According to data from 2016, more than 300,000 of American students chose to participate in studying abroad. The United Kingdom, France, Spain, and Germany were four top destinations that accounted for more than 30 percent of all American students studying abroad in 2016. The data shows that recent terrorist attacks have minimal impact on the desire of students to study in the European Union.
When sending students abroad, most schools in the United States follow travel guidelines from the U.S. Department of State. After several terrorist attacks in the European Union, the U.S. Department of State issued warnings and travel alerts, but it did not advise against traveling to Europe.
The Department of State collects data on deaths of Americans that occur abroad. According to this data, 844 Americans died abroad in 2016. Only 2 percent of these deaths happened because of terrorist activities, which is one of the reasons why terrorist attacks did not drive American students away from choosing to study abroad.
American universities usually restrict study in the countries that are present on the State Department’s travel warning list. Some universities go as far as banning travel to countries and areas with active travel warnings.
Stay Safe When Studying
If you plan to study in the European Union, familiarize yourself with crime and safety statistics.
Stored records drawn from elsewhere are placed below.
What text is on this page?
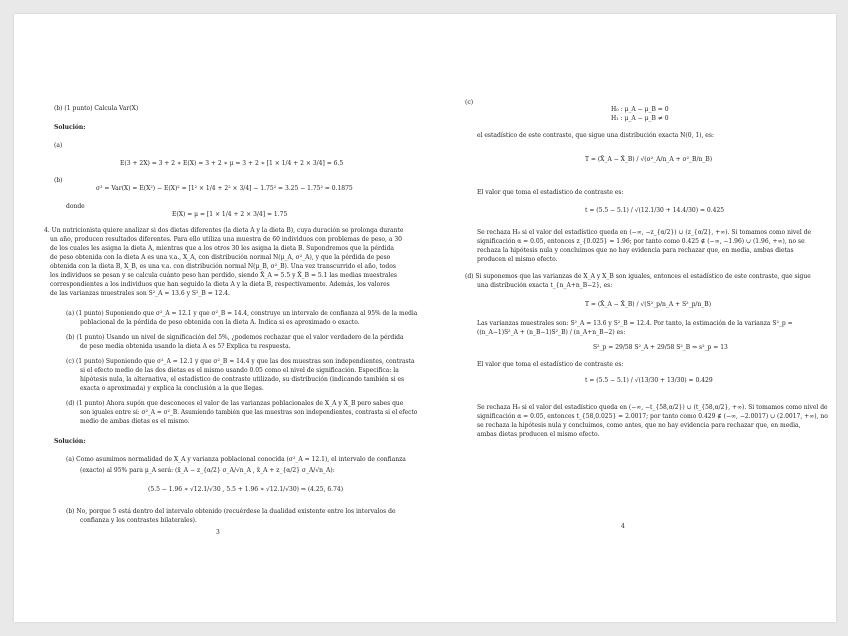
(b) (1 punto) Calcula Var(X)
Solución:
(a)
E(3 + 2X) = 3 + 2 ∗ E(X) = 3 + 2 ∗ μ = 3 + 2 ∗ [1 × 1/4 + 2 × 3/4] = 6.5
(b)
σ² = Var(X) = E(X²) − E(X)² = [1² × 1/4 + 2² × 3/4] − 1.75² = 3.25 − 1.75² = 0.1875
donde
E(X) = μ = [1 × 1/4 + 2 × 3/4] = 1.75
4. Un nutricionista quiere analizar si dos dietas diferentes (la dieta A y la dieta B), cuya duración se prolonga durante
un año, producen resultados diferentes. Para ello utiliza una muestra de 60 individuos con problemas de peso, a 30
de los cuales les asigna la dieta A, mientras que a los otros 30 les asigna la dieta B. Supondremos que la pérdida
de peso obtenida con la dieta A es una v.a., X_A, con distribución normal N(μ_A, σ²_A), y que la pérdida de peso
obtenida con la dieta B, X_B, es una v.a. con distribución normal N(μ_B, σ²_B). Una vez transcurrido el año, todos
los individuos se pesan y se calcula cuánto peso han perdido, siendo X̄_A = 5.5 y X̄_B = 5.1 las medias muestrales
correspondientes a los individuos que han seguido la dieta A y la dieta B, respectivamente. Además, los valores
de las varianzas muestrales son S²_A = 13.6 y S²_B = 12.4.
(a) (1 punto) Suponiendo que σ²_A = 12.1 y que σ²_B = 14.4, construye un intervalo de confianza al 95% de la media
poblacional de la pérdida de peso obtenida con la dieta A. Indica si es aproximado o exacto.
(b) (1 punto) Usando un nivel de significación del 5%, ¿podemos rechazar que el valor verdadero de la pérdida
de peso media obtenida usando la dieta A es 5? Explica tu respuesta.
(c) (1 punto) Suponiendo que σ²_A = 12.1 y que σ²_B = 14.4 y que las dos muestras son independientes, contrasta
si el efecto medio de las dos dietas es el mismo usando 0.05 como el nivel de significación. Especifica: la
hipótesis nula, la alternativa, el estadístico de contraste utilizado, su distribución (indicando también si es
exacta o aproximada) y explica la conclusión a la que llegas.
(d) (1 punto) Ahora supón que desconoces el valor de las varianzas poblacionales de X_A y X_B pero sabes que
son iguales entre sí: σ²_A = σ²_B. Asumiendo también que las muestras son independientes, contrasta si el efecto
medio de ambas dietas es el mismo.
Solución:
(a) Como asumimos normalidad de X_A y varianza poblacional conocida (σ²_A = 12.1), el intervalo de confianza
(exacto) al 95% para μ_A será: (x̄_A − z_{α/2} σ_A/√n_A , x̄_A + z_{α/2} σ_A/√n_A):
(5.5 − 1.96 ∗ √12.1/√30 , 5.5 + 1.96 ∗ √12.1/√30) ⇒ (4.25, 6.74)
(b) No, porque 5 está dentro del intervalo obtenido (recuérdese la dualidad existente entre los intervalos de
confianza y los contrastes bilaterales).
3
(c)
H₀ : μ_A − μ_B = 0
H₁ : μ_A − μ_B ≠ 0
el estadístico de este contraste, que sigue una distribución exacta N(0, 1), es:
T = (X̄_A − X̄_B) / √(σ²_A/n_A + σ²_B/n_B)
El valor que toma el estadístico de contraste es:
t = (5.5 − 5.1) / √(12.1/30 + 14.4/30) = 0.425
Se rechaza H₀ si el valor del estadístico queda en (−∞, −z_{α/2}) ∪ (z_{α/2}, +∞). Si tomamos como nivel de
significación α = 0.05, entonces z_{0.025} = 1.96; por tanto como 0.425 ∉ (−∞, −1.96) ∪ (1.96, +∞), no se
rechaza la hipótesis nula y concluimos que no hay evidencia para rechazar que, en media, ambas dietas
producen el mismo efecto.
(d) Si suponemos que las varianzas de X_A y X_B son iguales, entonces el estadístico de este contraste, que sigue
una distribución exacta t_{n_A+n_B−2}, es:
T = (X̄_A − X̄_B) / √(S²_p/n_A + S²_p/n_B)
Las varianzas muestrales son: S²_A = 13.6 y S²_B = 12.4. Por tanto, la estimación de la varianza S²_p =
((n_A−1)S²_A + (n_B−1)S²_B) / (n_A+n_B−2) es:
S²_p = 29/58 S²_A + 29/58 S²_B ⇒ s²_p = 13
El valor que toma el estadístico de contraste es:
t = (5.5 − 5.1) / √(13/30 + 13/30) = 0.429
Se rechaza H₀ si el valor del estadístico queda en (−∞, −t_{58,α/2}) ∪ (t_{58,α/2}, +∞). Si tomamos como nivel de
significación α = 0.05, entonces t_{58,0.025} = 2.0017; por tanto como 0.429 ∉ (−∞, −2.0017) ∪ (2.0017, +∞), no
se rechaza la hipótesis nula y concluimos, como antes, que no hay evidencia para rechazar que, en media,
ambas dietas producen el mismo efecto.
4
Learn about cities and areas that are dangerous and crime ridden. For example, the most frequent crimes in German cities are vandalism and theft. Also, football-related hooliganism has been on the rise in the recent years.
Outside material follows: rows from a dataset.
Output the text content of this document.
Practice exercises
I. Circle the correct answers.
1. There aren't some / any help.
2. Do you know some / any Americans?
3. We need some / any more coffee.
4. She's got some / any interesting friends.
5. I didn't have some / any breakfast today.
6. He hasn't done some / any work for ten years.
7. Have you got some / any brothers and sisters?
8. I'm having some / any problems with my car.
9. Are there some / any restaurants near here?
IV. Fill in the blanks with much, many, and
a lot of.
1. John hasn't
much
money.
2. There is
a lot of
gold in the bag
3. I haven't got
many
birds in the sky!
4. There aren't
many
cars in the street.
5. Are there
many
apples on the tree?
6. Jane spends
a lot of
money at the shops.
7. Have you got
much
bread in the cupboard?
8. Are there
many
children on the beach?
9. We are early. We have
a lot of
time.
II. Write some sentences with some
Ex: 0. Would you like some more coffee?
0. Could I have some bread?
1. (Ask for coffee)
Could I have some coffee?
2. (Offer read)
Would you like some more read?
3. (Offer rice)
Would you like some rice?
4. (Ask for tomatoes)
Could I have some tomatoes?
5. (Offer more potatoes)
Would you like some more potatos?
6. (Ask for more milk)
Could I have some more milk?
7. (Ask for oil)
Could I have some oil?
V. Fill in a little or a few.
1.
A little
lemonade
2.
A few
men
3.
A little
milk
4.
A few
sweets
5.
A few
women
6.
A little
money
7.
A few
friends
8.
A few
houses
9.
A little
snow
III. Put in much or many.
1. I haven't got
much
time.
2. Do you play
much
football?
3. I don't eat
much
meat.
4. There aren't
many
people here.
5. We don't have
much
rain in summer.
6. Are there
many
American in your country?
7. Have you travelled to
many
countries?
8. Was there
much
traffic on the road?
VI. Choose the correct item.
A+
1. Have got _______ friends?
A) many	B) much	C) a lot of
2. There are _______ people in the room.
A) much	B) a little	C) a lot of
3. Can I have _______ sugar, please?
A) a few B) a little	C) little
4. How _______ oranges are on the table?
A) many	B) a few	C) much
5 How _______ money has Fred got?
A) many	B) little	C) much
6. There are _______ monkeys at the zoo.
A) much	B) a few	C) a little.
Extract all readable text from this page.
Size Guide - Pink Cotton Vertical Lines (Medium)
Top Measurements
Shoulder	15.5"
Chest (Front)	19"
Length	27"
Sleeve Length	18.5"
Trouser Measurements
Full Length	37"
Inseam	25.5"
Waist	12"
Once you learn about the frequent crimes, be vigilant, prepared, and cautious. For example, it may be a good idea to avoid large crowds during soccer matches or political demonstrations. You should also be mindful when it comes to other large events and gatherings, especially if there is alcohol involved. Oktoberfest is one such event.
One of the biggest mistakes Americans, especially young Americans, make in Europe is drinking too much. The legal drinking age in many European countries is younger than in the United States. For example, legal drinking age in Germany is 16 years old for beer and wine and 18 for spirits.
Drinking in a public setting where there are a lot of young men and there’s heavy alcohol consumption happening, may be risky for both men and women. Because of this, it is better to go with someone you trust, avoid unsafe areas, and use common sense.
Would you like to study in Europe? Do you think studying abroad broadens your horizons?